3b) Your chances of drawing redundant answers increase.
Given all these matters, if the 61'st card helps you to win one match in ten, but because of dillution of the deck causes you to lose one match in twenty, it's still causing you to win one additional match out of every twenty you play. In fact, had I been thinking more clearly when I presented my earlier arguments, that is precisely how I would have summarized what I was saying. If the addition of a card causes you to win more games than it causes you to lose, it is optimal to add the card. Furthermore, if after doing so, the removal of any card in the deck causes you to lose more games than it causes you to win, then that deck is optimal (better, at any rate) with 61-cards. To be absolutely certain of optimality, one would have to perform the same analysis with 62 cards.

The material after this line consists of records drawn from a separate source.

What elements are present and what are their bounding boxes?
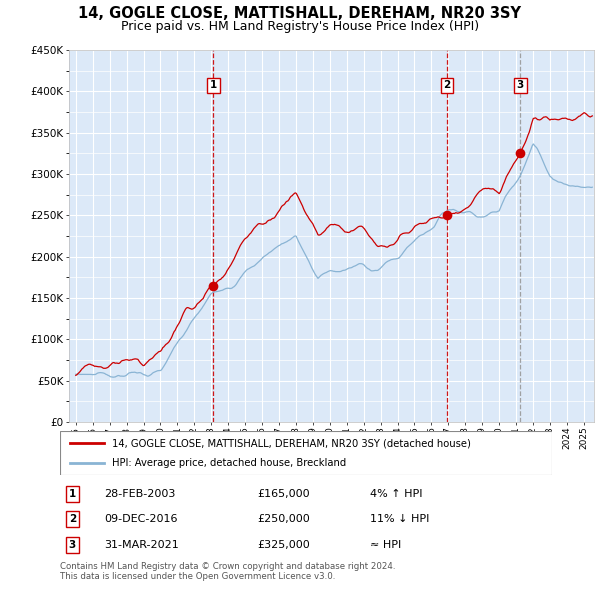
Text: 11% ↓ HPI: 11% ↓ HPI (370, 514, 430, 525)
Text: 14, GOGLE CLOSE, MATTISHALL, DEREHAM, NR20 3SY: 14, GOGLE CLOSE, MATTISHALL, DEREHAM, NR… (79, 6, 521, 21)
Text: 28-FEB-2003: 28-FEB-2003 (104, 489, 176, 499)
Text: 14, GOGLE CLOSE, MATTISHALL, DEREHAM, NR20 3SY (detached house): 14, GOGLE CLOSE, MATTISHALL, DEREHAM, NR… (112, 438, 470, 448)
Text: 09-DEC-2016: 09-DEC-2016 (104, 514, 178, 525)
Text: £325,000: £325,000 (257, 540, 310, 550)
Text: £165,000: £165,000 (257, 489, 310, 499)
Text: 2: 2 (443, 80, 451, 90)
Text: 4% ↑ HPI: 4% ↑ HPI (370, 489, 422, 499)
Text: Contains HM Land Registry data © Crown copyright and database right 2024.: Contains HM Land Registry data © Crown c… (60, 562, 395, 571)
Text: 2: 2 (68, 514, 76, 525)
Text: 3: 3 (517, 80, 524, 90)
FancyBboxPatch shape (60, 431, 552, 475)
Text: HPI: Average price, detached house, Breckland: HPI: Average price, detached house, Brec… (112, 458, 346, 468)
Text: This data is licensed under the Open Government Licence v3.0.: This data is licensed under the Open Gov… (60, 572, 335, 581)
Text: 1: 1 (68, 489, 76, 499)
Text: Price paid vs. HM Land Registry's House Price Index (HPI): Price paid vs. HM Land Registry's House … (121, 20, 479, 33)
Text: 31-MAR-2021: 31-MAR-2021 (104, 540, 179, 550)
Text: ≈ HPI: ≈ HPI (370, 540, 401, 550)
Text: 3: 3 (68, 540, 76, 550)
Text: 1: 1 (209, 80, 217, 90)
Text: £250,000: £250,000 (257, 514, 310, 525)
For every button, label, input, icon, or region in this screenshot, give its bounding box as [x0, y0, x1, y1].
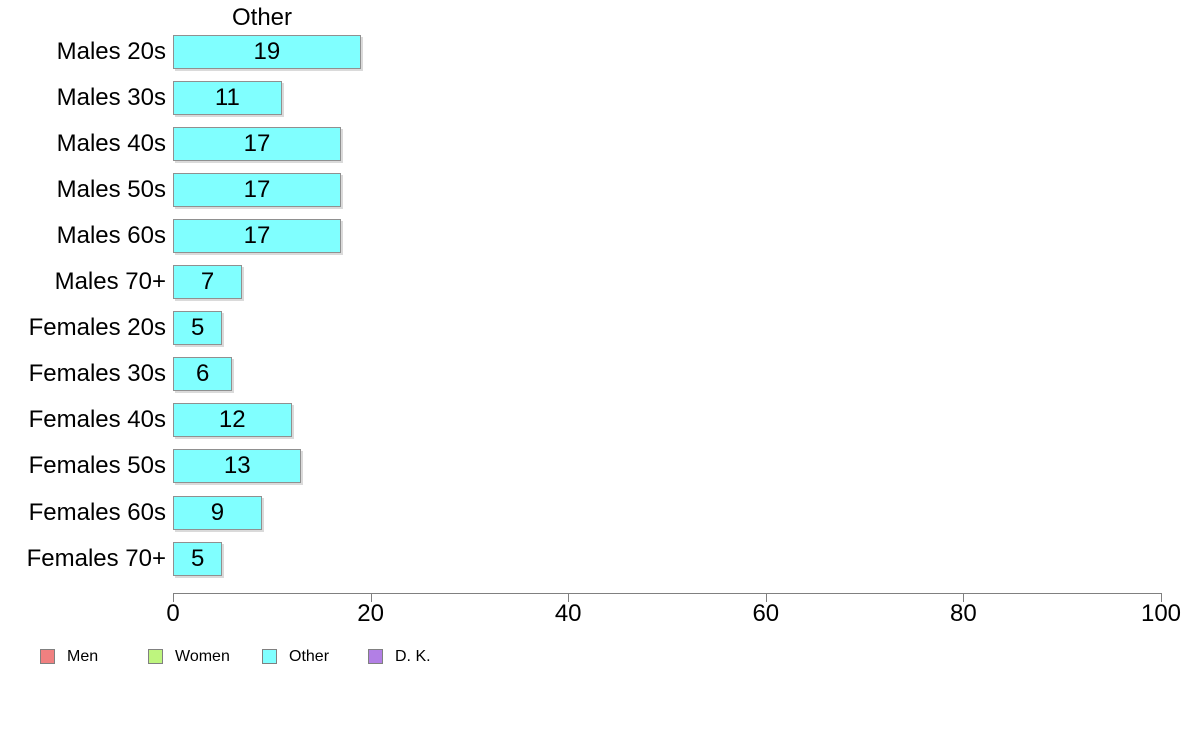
bar: 7	[173, 265, 243, 299]
bar-value-label: 17	[243, 129, 271, 157]
category-label: Females 30s	[28, 360, 166, 388]
bar: 9	[173, 495, 262, 530]
axis-tick-label: 100	[1140, 600, 1182, 627]
category-label: Females 50s	[28, 452, 166, 480]
category-label: Males 70+	[54, 268, 166, 295]
axis-tick-label: 0	[166, 600, 180, 627]
legend-label: Women	[175, 648, 230, 665]
legend-swatch-icon	[262, 649, 277, 664]
bar-value-label: 11	[214, 83, 240, 111]
bar: 5	[173, 311, 223, 346]
bar: 13	[173, 449, 302, 484]
legend-swatch-icon	[368, 649, 383, 664]
bar: 17	[173, 218, 341, 253]
axis-tick	[963, 593, 965, 602]
bar: 12	[173, 403, 292, 438]
category-label: Males 40s	[56, 129, 166, 157]
category-label: Males 60s	[56, 221, 166, 249]
legend-swatch-icon	[148, 649, 163, 664]
bar-value-label: 12	[218, 406, 246, 434]
bar-value-label: 19	[253, 37, 281, 65]
axis-tick-label: 20	[357, 600, 384, 627]
axis-tick-label: 80	[950, 600, 977, 627]
bar-value-label: 5	[191, 314, 205, 342]
bar: 17	[173, 126, 341, 161]
axis-tick-label: 60	[752, 600, 780, 627]
axis-tick	[370, 593, 372, 602]
bar-value-label: 9	[210, 498, 225, 526]
bar-value-label: 13	[223, 452, 251, 480]
bar-value-label: 7	[200, 268, 215, 295]
axis-tick	[765, 593, 767, 602]
axis-tick	[173, 593, 174, 602]
legend-swatch-icon	[40, 649, 55, 664]
legend-label: Other	[289, 648, 330, 665]
category-label: Males 20s	[56, 37, 166, 65]
category-label: Males 50s	[56, 175, 166, 203]
bar-value-label: 17	[243, 175, 271, 203]
category-label: Females 60s	[28, 498, 166, 526]
axis-tick-label: 40	[554, 600, 582, 627]
legend-label: D. K.	[395, 648, 431, 665]
chart-title: Other	[231, 4, 293, 31]
axis-tick	[1161, 593, 1162, 602]
bar: 19	[173, 34, 361, 69]
axis-line	[173, 593, 1161, 594]
bar-value-label: 17	[243, 221, 271, 249]
bar-value-label: 6	[195, 360, 210, 388]
bar: 11	[173, 80, 282, 115]
legend-label: Men	[67, 648, 99, 665]
axis-tick	[568, 593, 570, 602]
bar: 5	[173, 541, 223, 576]
category-label: Females 20s	[28, 314, 166, 342]
bar-value-label: 5	[191, 544, 205, 572]
category-label: Males 30s	[56, 83, 166, 111]
bar: 6	[173, 357, 233, 392]
bar: 17	[173, 172, 341, 207]
category-label: Females 70+	[26, 544, 166, 572]
category-label: Females 40s	[28, 406, 166, 434]
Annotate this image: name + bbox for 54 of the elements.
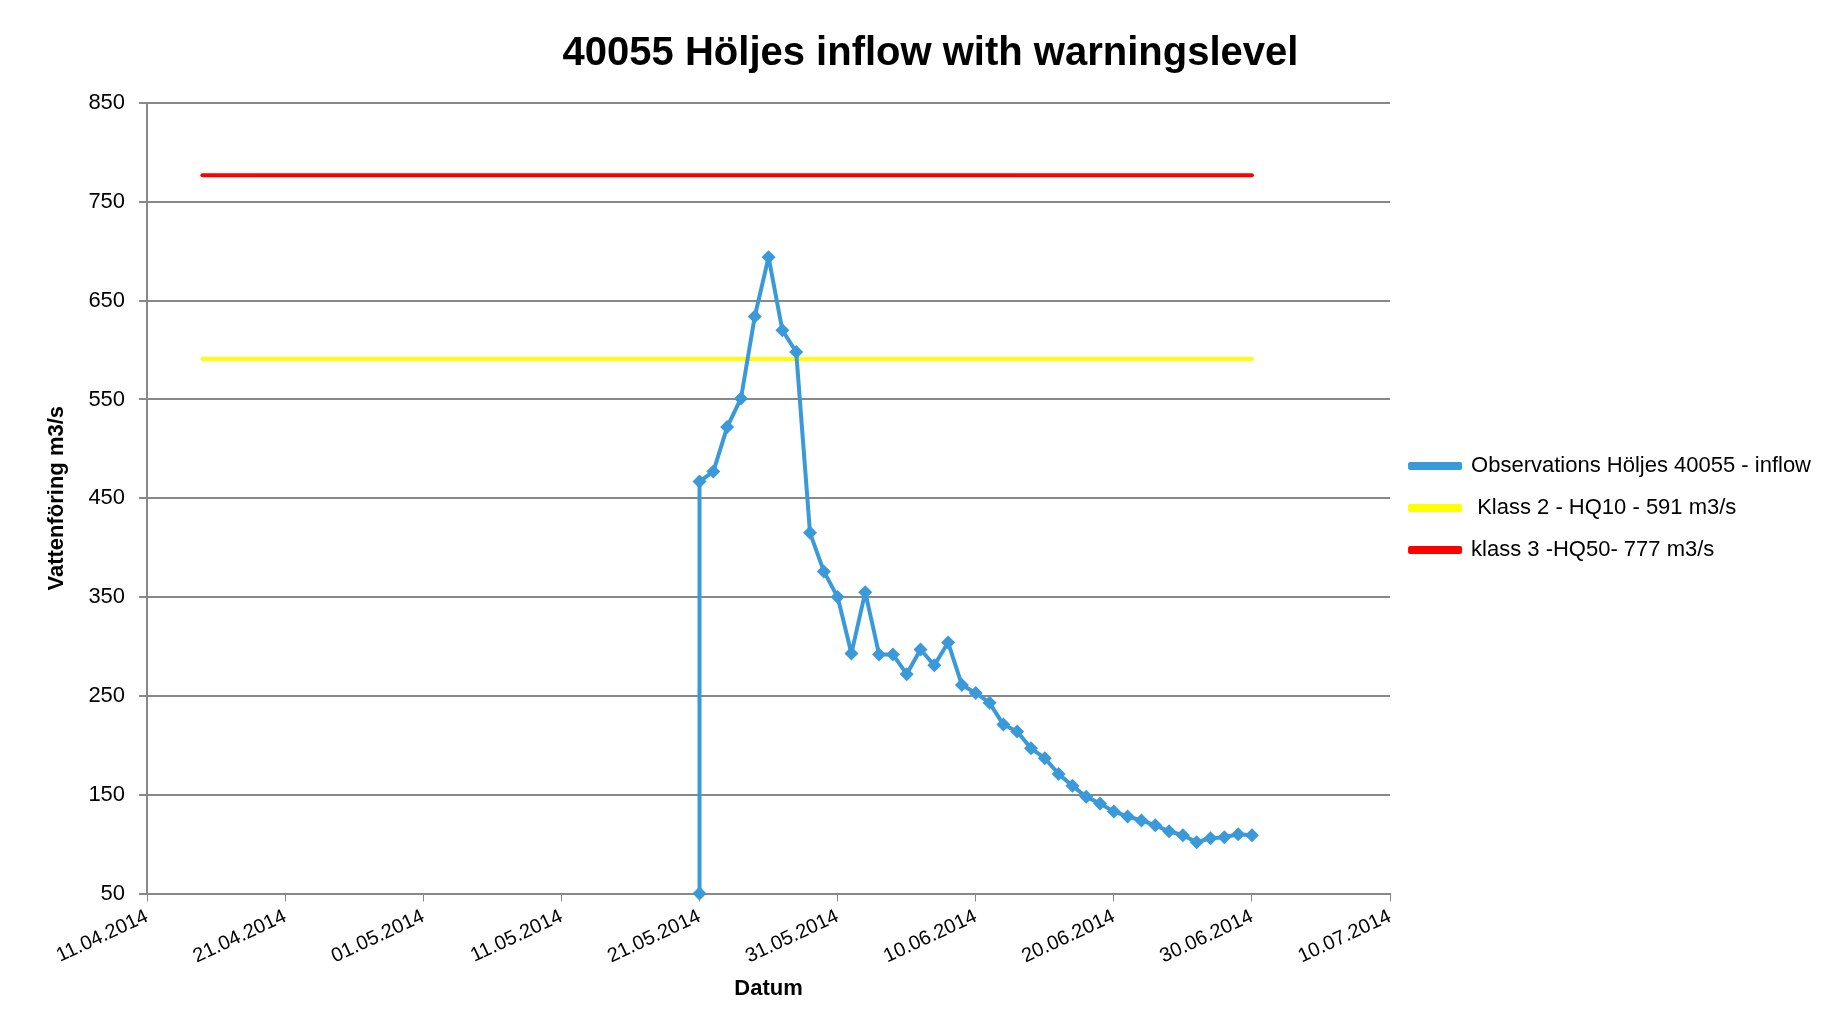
point	[1175, 828, 1190, 843]
y-tick-label: 650	[88, 286, 126, 312]
y-tick-label: 150	[88, 780, 126, 806]
y-tick-label: 450	[88, 484, 126, 510]
point	[1203, 831, 1218, 846]
point	[692, 886, 707, 901]
point	[941, 635, 956, 650]
y-tick-label: 550	[88, 385, 126, 411]
y-tick-label: 250	[88, 681, 126, 707]
point	[1010, 724, 1025, 739]
point	[1162, 824, 1177, 839]
point	[706, 464, 721, 479]
point	[899, 667, 914, 682]
point	[885, 647, 900, 662]
point	[927, 658, 942, 673]
point	[803, 525, 818, 540]
chart-title: 40055 Höljes inflow with warningslevel	[562, 29, 1299, 74]
point	[996, 717, 1011, 732]
point	[1148, 818, 1163, 833]
point	[954, 678, 969, 693]
point	[1134, 813, 1149, 828]
point	[1079, 789, 1094, 804]
point	[1244, 828, 1259, 843]
point	[720, 420, 735, 435]
point	[1231, 827, 1246, 842]
x-axis-title: Datum	[734, 974, 803, 1000]
point	[1065, 778, 1080, 793]
point	[816, 564, 831, 579]
point	[830, 590, 845, 605]
point	[775, 323, 790, 338]
point	[1093, 796, 1108, 811]
y-tick-label: 750	[88, 187, 126, 213]
point	[1217, 830, 1232, 845]
point	[692, 474, 707, 489]
point	[789, 345, 804, 360]
point	[1037, 751, 1052, 766]
point	[872, 647, 887, 662]
point	[1106, 804, 1121, 819]
y-tick-label: 50	[100, 879, 126, 905]
point	[968, 685, 983, 700]
point	[1120, 809, 1135, 824]
point	[733, 391, 748, 406]
point	[1051, 766, 1066, 781]
point	[747, 309, 762, 324]
point	[1189, 835, 1204, 850]
y-axis-title: Vattenföring m3/s	[43, 405, 69, 591]
point	[982, 695, 997, 710]
legend-label: Observations Höljes 40055 - inflow	[1471, 452, 1812, 478]
y-tick-label: 350	[88, 583, 126, 609]
legend-label: Klass 2 - HQ10 - 591 m3/s	[1471, 494, 1737, 520]
point	[1023, 741, 1038, 756]
y-tick-label: 850	[88, 89, 126, 115]
point	[913, 642, 928, 657]
legend-label: klass 3 -HQ50- 777 m3/s	[1471, 536, 1715, 562]
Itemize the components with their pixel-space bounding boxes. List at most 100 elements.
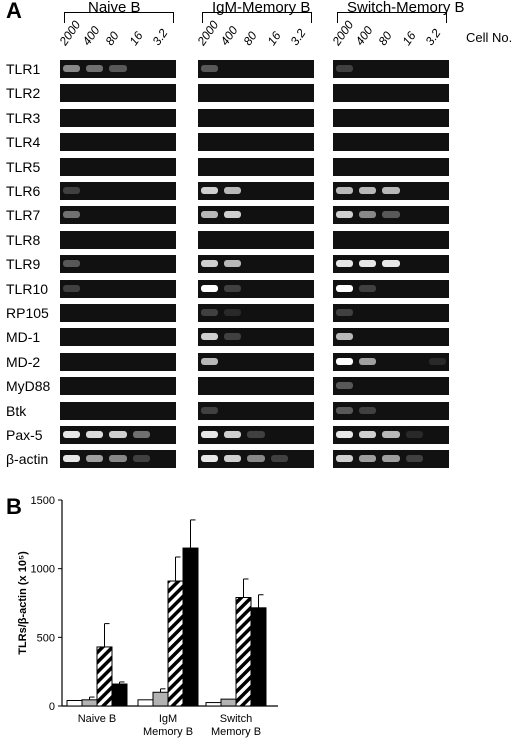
gel-strip: [198, 60, 314, 78]
gel-band: [224, 284, 242, 292]
gel-band: [336, 431, 354, 438]
gel-strip: [60, 377, 176, 396]
gel-band: [336, 455, 354, 463]
gene-label: TLR3: [6, 109, 41, 126]
gel-band: [224, 431, 242, 438]
gel-strip: [60, 206, 176, 225]
gel-band: [201, 187, 219, 194]
gel-strip: [60, 182, 176, 200]
gel-band: [336, 284, 354, 292]
gel-band: [201, 455, 219, 463]
gel-band: [109, 455, 127, 463]
gene-label: Btk: [6, 402, 27, 419]
gene-label: TLR2: [6, 85, 41, 102]
gel-strip: [60, 84, 176, 103]
gel-strip: [333, 133, 449, 152]
dilution-label: 400: [217, 23, 241, 48]
gel-band: [86, 65, 104, 72]
gel-strip: [60, 60, 176, 78]
gel-band: [224, 455, 242, 463]
gel-strip: [333, 304, 449, 322]
gel-band: [63, 431, 81, 438]
gel-band: [382, 455, 400, 463]
gel-band: [86, 455, 104, 463]
gene-label: TLR1: [6, 61, 41, 77]
dilution-label: 16: [399, 29, 419, 48]
gel-band: [63, 211, 81, 219]
gel-band: [201, 284, 219, 292]
gene-label: TLR10: [6, 280, 49, 297]
gel-strip: [60, 279, 176, 298]
gel-band: [132, 455, 150, 463]
group-bracket: [202, 12, 312, 23]
gel-band: [359, 260, 377, 268]
gel-band: [63, 65, 81, 72]
gel-strip: [198, 377, 314, 396]
gel-strip: [198, 401, 314, 420]
dilution-label: 3.2: [422, 26, 444, 48]
gene-label: MyD88: [6, 378, 51, 395]
gel-band: [132, 431, 150, 438]
bar: [96, 646, 113, 707]
gel-band: [201, 357, 219, 365]
dilution-label: 2000: [194, 18, 222, 48]
gel-strip: [333, 426, 449, 444]
gel-band: [359, 431, 377, 438]
gel-strip: [60, 255, 176, 274]
gel-strip: [333, 182, 449, 200]
dilution-label: 2000: [329, 18, 357, 48]
dilution-label: 80: [102, 29, 123, 48]
gel-band: [405, 431, 423, 438]
bar: [66, 700, 83, 707]
gel-strip: [198, 426, 314, 444]
gel-band: [201, 333, 219, 341]
gel-band: [224, 333, 242, 341]
gel-band: [224, 260, 242, 268]
gel-strip: [60, 133, 176, 152]
gene-label: TLR9: [6, 256, 41, 273]
gel-band: [359, 284, 377, 292]
gel-band: [201, 65, 219, 72]
gel-band: [224, 187, 242, 194]
y-tick-label: 500: [37, 632, 55, 644]
gel-strip: [60, 230, 176, 249]
bar: [167, 580, 184, 707]
gel-band: [63, 260, 81, 268]
gel-band: [336, 357, 354, 365]
bar: [81, 699, 98, 707]
bar: [235, 597, 252, 707]
gel-band: [359, 357, 377, 365]
gel-band: [86, 431, 104, 438]
gel-band: [382, 260, 400, 268]
gel-band: [63, 284, 81, 292]
panel-a-letter: A: [6, 0, 22, 23]
y-tick-label: 1000: [31, 564, 55, 576]
category-label: IgM: [159, 713, 177, 725]
gel-band: [336, 309, 354, 316]
gel-strip: [198, 304, 314, 322]
gel-strip: [198, 328, 314, 347]
gel-strip: [198, 279, 314, 298]
gel-strip: [333, 352, 449, 371]
gel-band: [359, 455, 377, 463]
gel-strip: [333, 255, 449, 274]
gel-band: [201, 309, 219, 316]
gel-strip: [333, 450, 449, 469]
gel-band: [336, 65, 354, 72]
bar: [152, 691, 169, 707]
dilution-label: 400: [352, 23, 376, 48]
gel-band: [336, 260, 354, 268]
category-label: Memory B: [211, 726, 261, 738]
gel-strip: [60, 401, 176, 420]
bar: [111, 683, 128, 707]
gel-band: [336, 187, 354, 194]
bar: [220, 698, 237, 707]
gel-band: [224, 211, 242, 219]
gel-band: [201, 211, 219, 219]
gel-strip: [198, 230, 314, 249]
gel-strip: [198, 133, 314, 152]
gene-label: TLR5: [6, 158, 41, 175]
category-label: Switch: [220, 713, 252, 725]
y-tick-label: 0: [49, 701, 55, 713]
y-axis-label: TLRs/β-actin (x 10⁵): [17, 551, 29, 655]
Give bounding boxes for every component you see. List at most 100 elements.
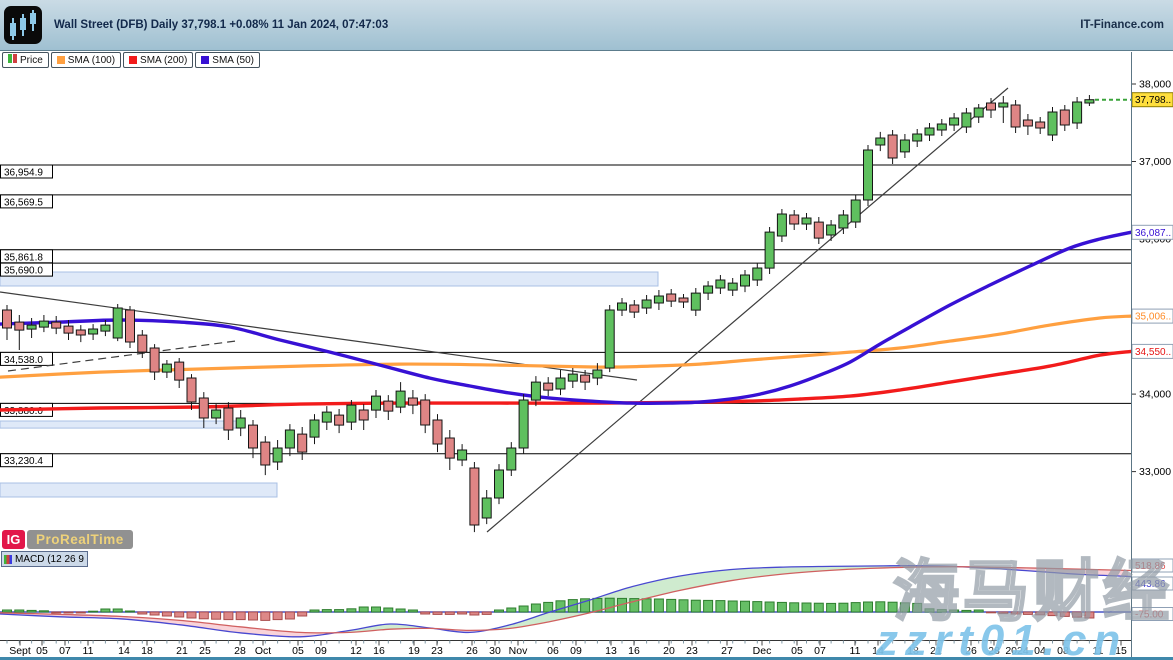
sma100-swatch-icon bbox=[56, 56, 65, 64]
x-axis-label: 27 bbox=[721, 645, 733, 657]
x-axis-label: 06 bbox=[547, 645, 559, 657]
candle-body bbox=[125, 309, 135, 343]
tab-sma200[interactable]: SMA (200) bbox=[123, 52, 194, 68]
macd-bar bbox=[752, 601, 763, 613]
instrument-title: Wall Street (DFB) Daily 37,798.1 +0.08% … bbox=[54, 19, 389, 31]
macd-bar bbox=[211, 611, 222, 620]
candle-body bbox=[666, 293, 677, 302]
x-axis-label: 04 bbox=[1034, 645, 1046, 657]
macd-bar bbox=[863, 601, 873, 613]
x-axis-label: 11 bbox=[1093, 645, 1104, 657]
ig-logo: IG bbox=[2, 530, 25, 549]
candle-body bbox=[444, 437, 455, 459]
prorealtime-badge[interactable]: IG ProRealTime bbox=[2, 530, 133, 549]
x-axis-label: 12 bbox=[350, 645, 362, 657]
level-label: 36,569.5 bbox=[4, 197, 43, 208]
macd-bar bbox=[420, 611, 431, 615]
macd-bar bbox=[887, 601, 898, 613]
macd-bar bbox=[592, 597, 603, 613]
macd-bar bbox=[973, 609, 984, 613]
macd-bar bbox=[1010, 611, 1021, 615]
macd-bar bbox=[481, 611, 492, 615]
macd-bar bbox=[912, 602, 923, 613]
macd-bar bbox=[260, 611, 271, 621]
x-axis-label: 13 bbox=[605, 645, 617, 657]
price-tick-label: 38,000 bbox=[1139, 79, 1171, 91]
candle-body bbox=[580, 374, 591, 383]
candle-body bbox=[149, 347, 160, 373]
macd-bar bbox=[641, 598, 652, 613]
macd-bar bbox=[924, 608, 935, 613]
candle-body bbox=[641, 299, 652, 309]
itfinance-brand: IT-Finance.com bbox=[1080, 19, 1164, 31]
macd-bar bbox=[75, 611, 86, 614]
macd-bar bbox=[297, 611, 308, 617]
macd-bar bbox=[789, 602, 800, 613]
candle-body bbox=[137, 334, 148, 353]
candle-body bbox=[973, 107, 984, 118]
macd-indicator-label[interactable]: MACD (12 26 9 bbox=[1, 551, 88, 567]
macd-bar bbox=[543, 601, 554, 613]
candle-body bbox=[88, 328, 99, 335]
x-axis-label: 26 bbox=[965, 645, 977, 657]
macd-bar bbox=[358, 606, 369, 613]
macd-bar bbox=[248, 611, 258, 621]
candle-body bbox=[789, 214, 800, 225]
candle-body bbox=[617, 302, 627, 311]
candle-body bbox=[813, 221, 824, 239]
candle-body bbox=[727, 282, 738, 291]
x-axis-label: 11 bbox=[850, 645, 861, 657]
boxed-price-label: 35,006.. bbox=[1135, 312, 1171, 323]
macd-bar bbox=[1022, 611, 1033, 615]
macd-bar bbox=[235, 611, 246, 621]
macd-bar bbox=[309, 609, 320, 613]
macd-bar bbox=[949, 609, 960, 613]
macd-bar bbox=[1072, 611, 1083, 618]
candle-body bbox=[863, 149, 873, 201]
macd-bar bbox=[149, 611, 160, 616]
tab-price[interactable]: Price bbox=[2, 52, 49, 68]
tab-sma50[interactable]: SMA (50) bbox=[195, 52, 260, 68]
macd-fill bbox=[486, 565, 960, 630]
candle-body bbox=[383, 400, 394, 412]
macd-bar bbox=[272, 611, 283, 621]
candle-body bbox=[715, 279, 726, 289]
macd-bar bbox=[899, 602, 910, 613]
macd-bar bbox=[506, 607, 517, 613]
macd-bar bbox=[469, 611, 480, 616]
candle-body bbox=[371, 395, 381, 411]
candle-body bbox=[567, 373, 578, 382]
macd-bar bbox=[38, 610, 49, 613]
prorealtime-label: ProRealTime bbox=[27, 530, 133, 549]
macd-bar bbox=[346, 608, 357, 613]
x-axis-label: 2024 bbox=[1005, 645, 1029, 657]
candle-body bbox=[776, 213, 787, 237]
macd-bar bbox=[875, 601, 886, 613]
macd-bar bbox=[100, 608, 111, 613]
candle-body bbox=[235, 417, 246, 429]
x-axis-label: 21 bbox=[176, 645, 188, 657]
price-tick-label: 37,000 bbox=[1139, 156, 1171, 168]
candle-body bbox=[432, 419, 443, 445]
candle-body bbox=[395, 390, 406, 408]
macd-bar bbox=[986, 611, 996, 614]
macd-bar bbox=[703, 599, 714, 613]
candle-body bbox=[555, 377, 566, 390]
macd-bar bbox=[690, 599, 701, 613]
tab-sma100[interactable]: SMA (100) bbox=[50, 52, 122, 68]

Obviously, not every card is going to be immediately identifable as a cause of success or failure, particularly if it's a card you
don't see. For example, if you lose a game, you can't say with certainty that drawing an Ancestral Recall would have helped you (Well, you can, by looking at the next three cards, but this argument supposes that Ancestral Recall represents three "perfectly random" cards.) That is why I proposed the relative value analysis in my initial argument. Instead of trying to measure how often the presence of a card wins you the game or the absence of another card loses you the game, I suggested that instead one measure how often one sees the added card versus how often one fails to see another card in the deck. In the example I gave, a third copy of a card will be seen 40 times as often as a singleton will fail to be seen. Roughly, then, the singleton would have to win 40 times as many games as the added card to make the addition suboptimal and 40 times as many games as any other card in the deck to make it optimal to remove a different card.